Jauh sebelum nama Probolinggo
menggema, wilayah ini dikenal dengan sebutan Banger. Nama ini tercatat dalam
berbagai sumber sejarah kuno, termasuk kemungkinan disebut dalam catatan
perjalanan masa lalu. Wilayah Banger diperkirakan merupakan bagian dari mandala
kekuasaan Kerajaan Majapahit yang agung, mungkin sebagai sebuah daerah lungguh
atau pelabuhan kecil yang turut menyumbang denyut nadi kehidupan imperium besar
tersebut. Letaknya yang strategis di tepi Selat Madura menjadikannya tempat
persinggahan dan lalu lintas perdagangan.
Nama "Banger" sendiri
seringkali menimbulkan berbagai tafsir. Ada yang mengartikannya secara harfiah
sebagai bau yang kurang sedap atau anyir, mungkin merujuk pada kondisi rawa-rawa
atau aktivitas perikanan di pesisir. Namun, ada pula yang berpendapat bahwa
nama tersebut bisa berasal dari jenis tumbuhan atau nama tokoh lokal pada masa
itu. Terlepas dari makna pastinya, nama Banger melekat pada wilayah ini selama
berabad-abad, menjadi identitas bagi masyarakat yang mendiaminya.
Kehidupan di Banger pada masa
lalu kemungkinan besar diwarnai oleh kegiatan agraris di pedalaman dan
aktivitas maritim di pesisir. Masyarakatnya hidup dalam tatanan sosial yang
dipengaruhi oleh struktur kekuasaan Majapahit, memeluk kepercayaan Hindu-Buddha
yang sinkretis, sebagaimana lazimnya pada era itu. Sungai-sungai yang mengalir
dari pegunungan menjadi sumber kehidupan, mengairi sawah-sawah dan menjadi
jalur transportasi vital yang menghubungkan pedalaman dengan pantai.
Sebagai bagian dari wilayah
Majapahit, Banger tentu merasakan pasang surut kejayaan kerajaan tersebut.

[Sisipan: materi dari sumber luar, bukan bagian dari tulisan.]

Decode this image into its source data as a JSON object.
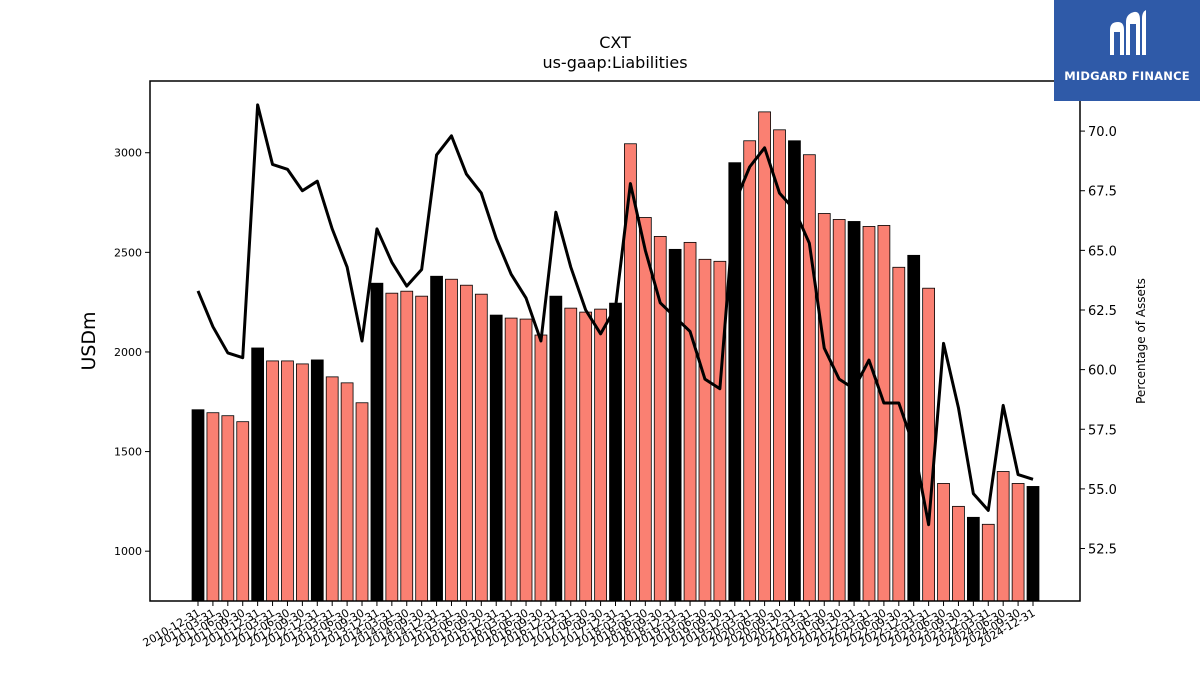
{
  "logo": {
    "text": "MIDGARD FINANCE",
    "icon": "midgard-m-logo-icon",
    "background": "#2f5aa8"
  },
  "chart_data": {
    "type": "bar",
    "title": "CXT",
    "subtitle": "us-gaap:Liabilities",
    "ylabel": "USDm",
    "y2label": "Percentage of Assets",
    "ylim": [
      750,
      3360
    ],
    "y2lim": [
      50.3,
      72.1
    ],
    "yticks": [
      1000,
      1500,
      2000,
      2500,
      3000
    ],
    "y2ticks": [
      "52.5",
      "55.0",
      "57.5",
      "60.0",
      "62.5",
      "65.0",
      "67.5",
      "70.0"
    ],
    "colors": {
      "annual_bar": "#000000",
      "quarter_bar": "#fa8072",
      "line": "#000000"
    },
    "categories": [
      "2010-12-31",
      "2011-03-31",
      "2011-06-30",
      "2011-09-30",
      "2011-12-31",
      "2012-03-31",
      "2012-06-30",
      "2012-09-30",
      "2012-12-31",
      "2013-03-31",
      "2013-06-30",
      "2013-09-30",
      "2013-12-31",
      "2014-03-31",
      "2014-06-30",
      "2014-09-30",
      "2014-12-31",
      "2015-03-31",
      "2015-06-30",
      "2015-09-30",
      "2015-12-31",
      "2016-03-31",
      "2016-06-30",
      "2016-09-30",
      "2016-12-31",
      "2017-03-31",
      "2017-06-30",
      "2017-09-30",
      "2017-12-31",
      "2018-03-31",
      "2018-06-30",
      "2018-09-30",
      "2018-12-31",
      "2019-03-31",
      "2019-06-30",
      "2019-09-30",
      "2019-12-31",
      "2020-03-31",
      "2020-06-30",
      "2020-09-30",
      "2020-12-31",
      "2021-03-31",
      "2021-06-30",
      "2021-09-30",
      "2021-12-31",
      "2022-03-31",
      "2022-06-30",
      "2022-09-30",
      "2022-12-31",
      "2023-03-31",
      "2023-06-30",
      "2023-09-30",
      "2023-12-31",
      "2024-03-31",
      "2024-06-30",
      "2024-09-30",
      "2024-12-31"
    ],
    "series": [
      {
        "type": "bar",
        "values": [
          1710,
          1695,
          1680,
          1650,
          2020,
          1955,
          1955,
          1940,
          1960,
          1875,
          1845,
          1745,
          2345,
          2295,
          2305,
          2280,
          2380,
          2365,
          2335,
          2290,
          2185,
          2170,
          2165,
          2085,
          2280,
          2220,
          2200,
          2215,
          2245,
          3045,
          2675,
          2580,
          2515,
          2550,
          2465,
          2455,
          2950,
          3060,
          3205,
          3115,
          3060,
          2990,
          2695,
          2665,
          2655,
          2630,
          2635,
          2425,
          2485,
          2320,
          1340,
          1225,
          1170,
          1135,
          1400,
          1340,
          1325
        ]
      },
      {
        "type": "line",
        "axis": "y2",
        "values": [
          63.3,
          61.8,
          60.7,
          60.5,
          71.1,
          68.6,
          68.4,
          67.5,
          67.9,
          65.9,
          64.3,
          61.2,
          65.9,
          64.5,
          63.5,
          64.2,
          69.0,
          69.8,
          68.2,
          67.4,
          65.5,
          64.0,
          63.0,
          61.2,
          66.6,
          64.3,
          62.5,
          61.5,
          62.6,
          67.8,
          65.0,
          62.8,
          62.2,
          61.6,
          59.6,
          59.2,
          67.0,
          68.5,
          69.3,
          67.4,
          66.7,
          65.3,
          60.9,
          59.6,
          59.2,
          60.4,
          58.6,
          58.6,
          56.8,
          53.5,
          61.1,
          58.4,
          54.8,
          54.1,
          58.5,
          55.6,
          55.4
        ]
      }
    ]
  }
}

Ketika pusat kekuasaan Majapahit mulai melemah pada abad ke-15 dan ke-16,
wilayah-wilayah bawahannya, termasuk Banger, mulai merasakan perubahan.

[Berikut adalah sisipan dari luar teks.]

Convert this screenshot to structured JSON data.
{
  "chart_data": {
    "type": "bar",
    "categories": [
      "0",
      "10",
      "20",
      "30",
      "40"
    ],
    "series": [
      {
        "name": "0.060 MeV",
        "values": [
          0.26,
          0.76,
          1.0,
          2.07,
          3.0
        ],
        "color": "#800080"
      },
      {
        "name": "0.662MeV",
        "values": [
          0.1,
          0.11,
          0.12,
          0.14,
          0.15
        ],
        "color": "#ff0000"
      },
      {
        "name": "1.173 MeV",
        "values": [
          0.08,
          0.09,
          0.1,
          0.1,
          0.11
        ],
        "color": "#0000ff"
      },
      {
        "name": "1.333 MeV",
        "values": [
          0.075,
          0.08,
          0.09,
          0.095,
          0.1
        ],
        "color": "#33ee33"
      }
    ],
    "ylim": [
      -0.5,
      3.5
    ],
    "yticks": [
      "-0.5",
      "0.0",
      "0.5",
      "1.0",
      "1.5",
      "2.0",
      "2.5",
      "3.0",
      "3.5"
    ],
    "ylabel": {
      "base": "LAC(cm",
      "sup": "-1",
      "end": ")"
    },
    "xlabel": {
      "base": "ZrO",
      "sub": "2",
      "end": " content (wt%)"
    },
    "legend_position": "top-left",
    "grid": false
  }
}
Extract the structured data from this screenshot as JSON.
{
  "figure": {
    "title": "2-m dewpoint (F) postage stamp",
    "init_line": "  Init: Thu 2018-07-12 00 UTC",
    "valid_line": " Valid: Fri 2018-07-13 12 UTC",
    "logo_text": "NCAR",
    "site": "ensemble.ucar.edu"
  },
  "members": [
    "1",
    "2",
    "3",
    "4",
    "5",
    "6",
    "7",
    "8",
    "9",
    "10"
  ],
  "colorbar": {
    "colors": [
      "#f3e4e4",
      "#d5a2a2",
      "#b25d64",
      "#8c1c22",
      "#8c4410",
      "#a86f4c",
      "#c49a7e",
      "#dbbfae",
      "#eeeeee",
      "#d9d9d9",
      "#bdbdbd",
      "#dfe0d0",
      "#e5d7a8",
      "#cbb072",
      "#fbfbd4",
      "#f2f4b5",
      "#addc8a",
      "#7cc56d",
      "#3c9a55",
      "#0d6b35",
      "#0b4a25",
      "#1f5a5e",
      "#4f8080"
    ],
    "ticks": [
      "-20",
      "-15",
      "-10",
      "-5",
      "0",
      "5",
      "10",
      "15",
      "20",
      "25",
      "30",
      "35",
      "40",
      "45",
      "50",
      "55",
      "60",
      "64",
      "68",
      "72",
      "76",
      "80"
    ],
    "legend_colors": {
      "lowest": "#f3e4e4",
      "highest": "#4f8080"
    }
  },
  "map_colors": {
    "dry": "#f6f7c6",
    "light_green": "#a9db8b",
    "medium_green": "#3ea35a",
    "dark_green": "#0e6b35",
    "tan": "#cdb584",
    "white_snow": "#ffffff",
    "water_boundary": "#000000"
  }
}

Pengaruh Majapahit memudar, membuka jalan bagi kekuatan-kekuatan baru untuk
muncul dan menegaskan kehadirannya di panggung sejarah Jawa Timur.
Meski demikian, nama Banger tetap
bertahan melewati gejolak zaman. Ia menjadi saksi bisu transisi kekuasaan,
perubahan sosial, dan dinamika budaya yang terus bergerak. Keberadaannya
sebagai sebuah entitas wilayah dengan nama yang khas menunjukkan bahwa Banger
memiliki sejarah panjang dan akar yang dalam sebelum akhirnya bertransformasi
menjadi Probolinggo.
Menariknya, meskipun wilayah ini
dikenal luas sebagai Banger, jejak nama "Probolinggo" (atau varian
ejaannya) ternyata sudah muncul dalam catatan sejarah yang lebih tua, yakni
pada masa-masa senja Kerajaan Majapahit. Kitab Pararaton, salah satu sumber
penting mengenai sejarah raja-raja Jawa kuno, menyebutkan adanya seorang tokoh
bernama Bhre Probolinggo. Tokoh ini adalah seorang wanita, putri dari
Wikramawardhana, raja Majapahit yang memerintah setelah Hayam Wuruk.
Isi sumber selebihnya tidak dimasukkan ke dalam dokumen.